ハーブで「セルフ・キュア」を
西洋の漢方薬ともいえるハーブは、太古の昔から膨大なトライアンドエラーをくりかえし、選び抜かれた薬効の高い植物だ。現在の西洋薬の半分以上が元々は植物の有効成分から作られたものだが、植物をまるごと用いるハーブの特徴は、その効き目が穏やかで試してみても副作用など危険性のないことがあげられる。
単なる予防にとどまらず不調になった体を回復させることを、橋口医師は「セルフ・キュア」と呼んでいるが、そのセルフ・キュアに最も適しているのが、体をトータルに活気づけるハーブなのだ。
では実際に、夏バテ解消に効果があるのはどのようなハーブなのか。比較的手に入りやすいハーブを使ったブレンドティーを紹介してもらった。
●モミール+ミント
胃を保護し活発にする作用がある。お腹がゴロゴロする時にも効果的。
●ハイビスカス+ローズヒップ(バラの実)
クエン酸やビタミンCが豊富で、酸味がありスカッとする。ローズヒップには下痢を止める作用もある。甘味を加えて冷やせば夏バテに最適。
●リンデン{菩提樹)+カモミール+レモンバーベナ
3つあるい2つをブレンドしても美味しい。精神を安定させ、安眠効果がある。コーヒーやお茶などのカフェインを減らせば、さらに効果が期待できる。

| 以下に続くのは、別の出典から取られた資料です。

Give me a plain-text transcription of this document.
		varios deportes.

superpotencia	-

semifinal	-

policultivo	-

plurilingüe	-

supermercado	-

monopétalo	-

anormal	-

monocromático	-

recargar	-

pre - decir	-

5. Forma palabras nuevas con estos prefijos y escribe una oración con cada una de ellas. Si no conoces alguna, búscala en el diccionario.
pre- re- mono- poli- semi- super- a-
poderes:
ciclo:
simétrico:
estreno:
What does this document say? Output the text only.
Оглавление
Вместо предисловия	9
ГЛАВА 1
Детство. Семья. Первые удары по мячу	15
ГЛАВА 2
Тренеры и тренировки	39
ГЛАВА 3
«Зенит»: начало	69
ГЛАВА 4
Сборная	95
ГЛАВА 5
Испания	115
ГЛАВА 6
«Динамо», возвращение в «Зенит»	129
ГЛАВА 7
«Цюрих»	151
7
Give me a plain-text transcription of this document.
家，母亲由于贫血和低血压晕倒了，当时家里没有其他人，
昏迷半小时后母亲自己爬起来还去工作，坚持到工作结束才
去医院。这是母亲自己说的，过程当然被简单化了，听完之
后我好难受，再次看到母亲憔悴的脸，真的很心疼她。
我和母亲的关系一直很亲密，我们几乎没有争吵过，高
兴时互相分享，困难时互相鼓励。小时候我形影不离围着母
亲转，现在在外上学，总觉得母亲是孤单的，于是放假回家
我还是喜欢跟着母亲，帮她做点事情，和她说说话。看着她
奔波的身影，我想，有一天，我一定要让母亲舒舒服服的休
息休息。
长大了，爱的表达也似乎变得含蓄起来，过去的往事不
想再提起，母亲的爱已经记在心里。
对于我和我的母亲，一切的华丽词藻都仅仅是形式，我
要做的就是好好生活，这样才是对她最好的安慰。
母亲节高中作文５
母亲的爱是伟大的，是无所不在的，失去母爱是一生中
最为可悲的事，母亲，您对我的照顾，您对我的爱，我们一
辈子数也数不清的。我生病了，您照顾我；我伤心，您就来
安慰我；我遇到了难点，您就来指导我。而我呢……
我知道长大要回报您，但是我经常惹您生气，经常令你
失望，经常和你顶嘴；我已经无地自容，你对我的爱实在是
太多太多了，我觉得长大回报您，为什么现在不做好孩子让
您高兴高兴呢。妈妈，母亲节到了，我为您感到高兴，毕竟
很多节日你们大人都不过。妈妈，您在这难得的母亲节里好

橋口医師自身、日常生活にハーブを積極的に取り入れているという。
「カモミールはリラックス効果の高いハーブで胃を保護する作用があり、ミントはリフレッシュ型で胃の動き具合を整えてくれるので、朝はミントティーで夜はカモミールというように使い分けてもいいでしょう。
コーヒーなどを普段飲んでいる人が、それをやめてカモミールを飲むと胃腸の働きが全然違ってきます。ブレンドしたお茶を冷やしても美味しいですよ」
ハーブティーは、市販のティーバッグ入りのものだと葉が粉砕されているため、有効成分が揮発しやすく酸化もおこしやすいので、できればハーブ専門店で求めて大きな葉のままのものを試してみたい。
大地から生まれたやさしい薬「ハーブ」。夏バテでギブアップ寸前の体を心身両面から癒し、体の中に眠っている自然治癒力を呼び起こす清涼剤といえるだろう。